- See also:: Other events of 2023; Timeline of BVI history;

= 2023 in the British Virgin Islands =

Events from the year 2023 in the British Virgin Islands.

==Incumbents==

- Governor: John Rankin
- Premier: Natalio Wheatley

==Events==

===January===
- 10 January - Former Speaker of the House of Assembly, Julian Willock, is reportedly arrested and then released in relation to suspicions of human trafficking. Through a statement released on an affiliated news website, Willock strenuously denied the allegations, and referred to them as "unfounded". Willock had previously resigned as speaker under pressure from his party in May 2022.

=== April ===

- 24 April - 2023 British Virgin Islands general election: Citizens of the British Virgin Islands elect the 13 members of the House of Assembly. No party won an overall majority but the incumbent Virgin Islands Party (VIP) won the most seats.
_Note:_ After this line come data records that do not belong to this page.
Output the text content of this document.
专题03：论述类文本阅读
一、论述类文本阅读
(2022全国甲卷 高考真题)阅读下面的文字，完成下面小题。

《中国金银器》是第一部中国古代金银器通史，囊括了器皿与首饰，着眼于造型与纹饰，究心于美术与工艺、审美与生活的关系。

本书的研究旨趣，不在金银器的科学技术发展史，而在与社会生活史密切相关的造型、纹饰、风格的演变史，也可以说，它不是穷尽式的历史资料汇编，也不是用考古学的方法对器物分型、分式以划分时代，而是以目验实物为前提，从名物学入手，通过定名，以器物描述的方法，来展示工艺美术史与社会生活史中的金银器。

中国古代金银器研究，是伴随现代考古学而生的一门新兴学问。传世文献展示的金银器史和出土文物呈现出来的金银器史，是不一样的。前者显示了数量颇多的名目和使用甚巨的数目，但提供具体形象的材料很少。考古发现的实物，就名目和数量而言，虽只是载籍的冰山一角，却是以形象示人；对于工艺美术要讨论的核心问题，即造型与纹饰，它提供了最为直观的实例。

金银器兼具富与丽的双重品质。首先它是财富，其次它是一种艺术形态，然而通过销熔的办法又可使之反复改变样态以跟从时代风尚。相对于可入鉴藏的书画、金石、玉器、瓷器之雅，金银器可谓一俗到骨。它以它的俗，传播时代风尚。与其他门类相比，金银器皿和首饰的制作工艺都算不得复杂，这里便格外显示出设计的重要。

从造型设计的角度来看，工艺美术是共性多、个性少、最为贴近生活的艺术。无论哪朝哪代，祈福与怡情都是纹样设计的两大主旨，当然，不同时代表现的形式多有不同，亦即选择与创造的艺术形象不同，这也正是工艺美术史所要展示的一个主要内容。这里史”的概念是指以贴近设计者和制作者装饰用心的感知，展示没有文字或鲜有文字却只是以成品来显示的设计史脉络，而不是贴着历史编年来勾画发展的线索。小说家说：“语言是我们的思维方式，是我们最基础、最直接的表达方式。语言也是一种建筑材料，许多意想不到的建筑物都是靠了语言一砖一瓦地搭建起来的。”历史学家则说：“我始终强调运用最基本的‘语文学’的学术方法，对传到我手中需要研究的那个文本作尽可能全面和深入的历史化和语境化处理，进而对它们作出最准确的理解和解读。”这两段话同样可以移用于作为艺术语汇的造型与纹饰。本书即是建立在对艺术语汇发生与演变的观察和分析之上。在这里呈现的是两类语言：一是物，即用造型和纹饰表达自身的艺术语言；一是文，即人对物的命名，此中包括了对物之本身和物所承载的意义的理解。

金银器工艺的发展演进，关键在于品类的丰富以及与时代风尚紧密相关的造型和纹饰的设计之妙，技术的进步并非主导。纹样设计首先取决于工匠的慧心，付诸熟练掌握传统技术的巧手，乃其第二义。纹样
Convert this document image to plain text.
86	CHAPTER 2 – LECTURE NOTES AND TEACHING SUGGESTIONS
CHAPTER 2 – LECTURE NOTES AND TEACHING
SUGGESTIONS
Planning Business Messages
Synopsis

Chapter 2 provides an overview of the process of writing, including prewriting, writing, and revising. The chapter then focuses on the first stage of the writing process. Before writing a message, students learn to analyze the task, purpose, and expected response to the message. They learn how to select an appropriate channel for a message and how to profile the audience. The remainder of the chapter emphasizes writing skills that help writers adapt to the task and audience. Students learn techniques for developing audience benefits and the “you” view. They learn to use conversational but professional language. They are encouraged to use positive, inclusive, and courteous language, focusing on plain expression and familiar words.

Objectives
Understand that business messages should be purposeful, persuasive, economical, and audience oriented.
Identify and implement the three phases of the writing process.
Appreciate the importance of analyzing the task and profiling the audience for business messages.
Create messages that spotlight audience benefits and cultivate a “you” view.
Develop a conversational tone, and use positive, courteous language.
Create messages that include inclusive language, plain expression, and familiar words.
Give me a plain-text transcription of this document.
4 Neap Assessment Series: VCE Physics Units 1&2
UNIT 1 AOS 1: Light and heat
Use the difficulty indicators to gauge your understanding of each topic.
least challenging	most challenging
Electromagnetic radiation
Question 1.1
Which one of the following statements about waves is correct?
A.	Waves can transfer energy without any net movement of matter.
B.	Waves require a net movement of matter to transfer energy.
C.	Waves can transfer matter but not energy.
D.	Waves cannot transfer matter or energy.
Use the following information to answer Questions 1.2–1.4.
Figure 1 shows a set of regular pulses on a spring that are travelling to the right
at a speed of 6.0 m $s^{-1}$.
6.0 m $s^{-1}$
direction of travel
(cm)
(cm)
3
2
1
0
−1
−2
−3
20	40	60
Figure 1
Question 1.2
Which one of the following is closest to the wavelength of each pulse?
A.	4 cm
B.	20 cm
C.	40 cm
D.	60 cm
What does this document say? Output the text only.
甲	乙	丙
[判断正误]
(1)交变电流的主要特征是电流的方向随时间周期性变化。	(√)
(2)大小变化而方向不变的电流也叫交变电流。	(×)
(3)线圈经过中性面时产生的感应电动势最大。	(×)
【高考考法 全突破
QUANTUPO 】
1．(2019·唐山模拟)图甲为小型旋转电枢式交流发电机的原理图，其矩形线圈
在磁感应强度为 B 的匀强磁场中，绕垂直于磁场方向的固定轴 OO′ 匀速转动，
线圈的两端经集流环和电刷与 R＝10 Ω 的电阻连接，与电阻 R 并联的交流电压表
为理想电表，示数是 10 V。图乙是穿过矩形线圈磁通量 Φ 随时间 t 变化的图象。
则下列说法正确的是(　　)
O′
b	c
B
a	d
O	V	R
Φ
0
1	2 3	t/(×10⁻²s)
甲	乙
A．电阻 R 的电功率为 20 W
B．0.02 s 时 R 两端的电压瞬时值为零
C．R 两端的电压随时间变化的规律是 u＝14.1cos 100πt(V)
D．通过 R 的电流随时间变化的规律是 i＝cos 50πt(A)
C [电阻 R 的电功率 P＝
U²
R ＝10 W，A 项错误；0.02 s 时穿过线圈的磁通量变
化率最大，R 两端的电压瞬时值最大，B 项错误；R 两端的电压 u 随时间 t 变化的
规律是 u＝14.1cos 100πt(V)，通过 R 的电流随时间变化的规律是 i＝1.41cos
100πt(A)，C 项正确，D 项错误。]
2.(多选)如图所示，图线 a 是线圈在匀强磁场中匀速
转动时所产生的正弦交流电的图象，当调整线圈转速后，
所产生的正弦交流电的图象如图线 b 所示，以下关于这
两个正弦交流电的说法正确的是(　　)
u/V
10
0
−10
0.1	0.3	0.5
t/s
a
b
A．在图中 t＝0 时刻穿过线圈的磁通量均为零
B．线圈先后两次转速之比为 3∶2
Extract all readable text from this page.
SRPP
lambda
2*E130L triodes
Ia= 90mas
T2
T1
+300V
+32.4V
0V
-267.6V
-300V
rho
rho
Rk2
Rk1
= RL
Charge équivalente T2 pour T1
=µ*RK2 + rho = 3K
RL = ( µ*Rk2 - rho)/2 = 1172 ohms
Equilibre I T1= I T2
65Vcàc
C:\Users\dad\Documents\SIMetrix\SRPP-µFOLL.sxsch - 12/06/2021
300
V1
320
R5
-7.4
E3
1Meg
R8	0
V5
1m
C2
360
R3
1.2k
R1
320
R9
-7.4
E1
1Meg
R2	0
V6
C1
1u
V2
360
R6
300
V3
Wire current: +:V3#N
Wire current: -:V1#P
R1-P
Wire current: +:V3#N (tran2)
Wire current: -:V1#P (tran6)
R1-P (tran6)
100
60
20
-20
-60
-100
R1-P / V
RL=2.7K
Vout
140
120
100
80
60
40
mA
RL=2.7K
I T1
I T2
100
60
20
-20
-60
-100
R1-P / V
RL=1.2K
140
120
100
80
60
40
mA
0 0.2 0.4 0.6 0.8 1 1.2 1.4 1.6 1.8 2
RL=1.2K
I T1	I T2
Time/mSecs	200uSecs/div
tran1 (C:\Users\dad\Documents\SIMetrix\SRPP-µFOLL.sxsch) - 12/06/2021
Discussions to form a coalition ensued.
- 25 April - In a surprise move, Lorna Smith (wife of longtime National Democratic Party leader, Orlando Smith) switched allegiance to the VIP allowing them to form a government. Lorna Smith was made Deputy Premier.
- 27 April - The new Cabinet was announced. For the first time it included a new Ministerial position for financial services.

===July===
- 1 July - an armed robbery takes place during broad daylight at the Tortola Pier Park, a key tourist location.

===October===
- 3-4 October - Tropical Storm Philippe brings widescale flooding to the Territory, despite passing nearly 90 nautical miles to the north.
- 9 October - Unknown assailants opened fire on a prison van, reportedly to try and free a prisoner. One guard was injured.